IMO, this is pretty necessary in any shared space. My company does this twice a year for for the office umbrella rack, fridge, and cupboard.

Comment by omegastick (isaac-poulton) on What's going on with this failure of Bayes to converge? · 2019-12-19T08:15:42.632Z · LW · GW

This highlights an interesting case where pure Bayesian reasoning fails. While the chance of it occurring randomly is very low (but may rise when you consider how many chances it has to occur), it is trivial to construct. Furthermore, it potentially applies in any case where we have two possibilities, one of which continually becomes more probable while the other shrinks, but persistently doesn't become disappear.

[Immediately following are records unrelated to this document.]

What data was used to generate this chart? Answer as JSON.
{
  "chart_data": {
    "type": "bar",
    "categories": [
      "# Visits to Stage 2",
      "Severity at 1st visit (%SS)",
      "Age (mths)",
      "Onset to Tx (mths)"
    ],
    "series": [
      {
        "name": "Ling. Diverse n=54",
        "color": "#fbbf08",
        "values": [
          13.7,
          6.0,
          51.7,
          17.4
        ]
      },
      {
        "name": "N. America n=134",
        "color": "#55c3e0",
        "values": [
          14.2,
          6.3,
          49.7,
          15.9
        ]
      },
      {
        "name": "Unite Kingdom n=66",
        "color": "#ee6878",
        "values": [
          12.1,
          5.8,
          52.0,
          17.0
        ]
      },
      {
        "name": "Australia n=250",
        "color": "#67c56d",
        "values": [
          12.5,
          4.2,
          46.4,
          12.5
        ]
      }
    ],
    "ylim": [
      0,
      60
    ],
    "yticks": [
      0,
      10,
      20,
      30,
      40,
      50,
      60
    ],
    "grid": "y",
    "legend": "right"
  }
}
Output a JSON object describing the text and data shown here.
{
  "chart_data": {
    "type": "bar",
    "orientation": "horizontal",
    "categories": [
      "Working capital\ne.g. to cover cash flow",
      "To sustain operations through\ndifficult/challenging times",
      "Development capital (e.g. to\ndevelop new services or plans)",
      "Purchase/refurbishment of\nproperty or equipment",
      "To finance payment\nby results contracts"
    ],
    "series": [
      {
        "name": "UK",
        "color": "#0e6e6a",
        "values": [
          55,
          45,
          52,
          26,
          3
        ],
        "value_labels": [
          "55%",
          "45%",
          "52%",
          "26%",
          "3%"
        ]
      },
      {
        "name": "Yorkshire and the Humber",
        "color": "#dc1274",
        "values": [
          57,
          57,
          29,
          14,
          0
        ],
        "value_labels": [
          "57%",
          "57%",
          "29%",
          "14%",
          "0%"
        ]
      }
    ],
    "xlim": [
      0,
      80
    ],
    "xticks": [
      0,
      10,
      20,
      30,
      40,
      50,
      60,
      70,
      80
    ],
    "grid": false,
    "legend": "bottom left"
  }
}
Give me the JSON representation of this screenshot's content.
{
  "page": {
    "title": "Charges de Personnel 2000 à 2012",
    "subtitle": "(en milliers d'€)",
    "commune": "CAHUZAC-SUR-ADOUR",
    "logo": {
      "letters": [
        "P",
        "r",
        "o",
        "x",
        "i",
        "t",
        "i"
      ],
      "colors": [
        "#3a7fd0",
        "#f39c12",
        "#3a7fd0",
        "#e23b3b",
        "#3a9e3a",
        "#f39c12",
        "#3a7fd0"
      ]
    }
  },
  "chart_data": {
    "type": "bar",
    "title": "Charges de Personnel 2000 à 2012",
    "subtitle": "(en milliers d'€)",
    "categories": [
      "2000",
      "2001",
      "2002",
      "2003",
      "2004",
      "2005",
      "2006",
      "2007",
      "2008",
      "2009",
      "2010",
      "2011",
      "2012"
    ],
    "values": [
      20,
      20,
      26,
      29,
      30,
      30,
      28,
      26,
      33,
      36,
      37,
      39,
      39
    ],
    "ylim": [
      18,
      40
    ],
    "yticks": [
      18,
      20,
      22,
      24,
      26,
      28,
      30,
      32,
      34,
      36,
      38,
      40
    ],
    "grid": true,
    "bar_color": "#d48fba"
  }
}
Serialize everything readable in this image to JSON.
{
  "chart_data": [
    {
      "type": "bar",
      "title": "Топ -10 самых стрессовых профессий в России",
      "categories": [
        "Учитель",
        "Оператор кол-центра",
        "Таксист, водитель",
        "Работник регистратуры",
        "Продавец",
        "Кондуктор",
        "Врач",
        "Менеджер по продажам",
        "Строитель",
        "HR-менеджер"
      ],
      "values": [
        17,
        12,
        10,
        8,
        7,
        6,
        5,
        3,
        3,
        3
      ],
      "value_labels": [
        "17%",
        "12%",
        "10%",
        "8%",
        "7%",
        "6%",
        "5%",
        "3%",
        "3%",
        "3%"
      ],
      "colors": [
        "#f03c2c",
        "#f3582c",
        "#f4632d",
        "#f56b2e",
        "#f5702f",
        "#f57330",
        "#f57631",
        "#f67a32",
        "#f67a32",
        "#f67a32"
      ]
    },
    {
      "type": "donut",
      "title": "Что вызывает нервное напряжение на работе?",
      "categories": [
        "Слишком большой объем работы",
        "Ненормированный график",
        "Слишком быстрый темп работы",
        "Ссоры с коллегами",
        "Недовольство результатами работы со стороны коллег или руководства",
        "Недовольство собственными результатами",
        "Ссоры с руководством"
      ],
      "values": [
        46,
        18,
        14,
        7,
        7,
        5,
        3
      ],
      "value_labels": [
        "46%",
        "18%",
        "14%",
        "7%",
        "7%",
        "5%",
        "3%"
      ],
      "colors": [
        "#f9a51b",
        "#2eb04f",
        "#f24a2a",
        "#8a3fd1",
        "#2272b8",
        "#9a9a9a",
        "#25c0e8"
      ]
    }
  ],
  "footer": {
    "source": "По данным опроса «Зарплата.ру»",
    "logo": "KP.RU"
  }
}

Suppose you are a police detective investigating a murder. There are two suspects: A and B. A doesn't have an alibi, while B has a strong one (time stamped receipts from a shop on the other side of town). A belonging of A's was found at the crime scene (which he claims was stolen). A has a motive: he had a grudge against the victim, while B was only an acquaintance.

A naive Bayesian (in both senses) would, with each observation, assign higher and higher probabilities to A being the culprit. In the end, though, it turns out that B commited the crime to frame A. He chose someone B had a grudge against, planted the belonging of A's, and forged the receipts.

It's worth noting that, assuming your priors are accurate, given enough evidence you *will* converge on the correct probabilities. Actually acquiring that much evidence in practice isn't anywhere near guaranteed, however.

Comment by omegastick (isaac-poulton) on What I talk about when I talk about AI x-risk: 3 core claims I want machine learning researchers to address. · 2019-12-05T19:17:28.744Z · LW · GW

IMO, this is a better way of splitting up the argument that we should be funding AI safety research than the one presented in the OP. My only gripe is in point 2. Many would argue that it wouldn't be really bad for a variety of reasons, such as there are likely to be other 'superintelligent AIs' working in our favour. Alternatively, if the decision making were only marginally better than a human's it wouldn't be any worse than a small group of people working against humanity.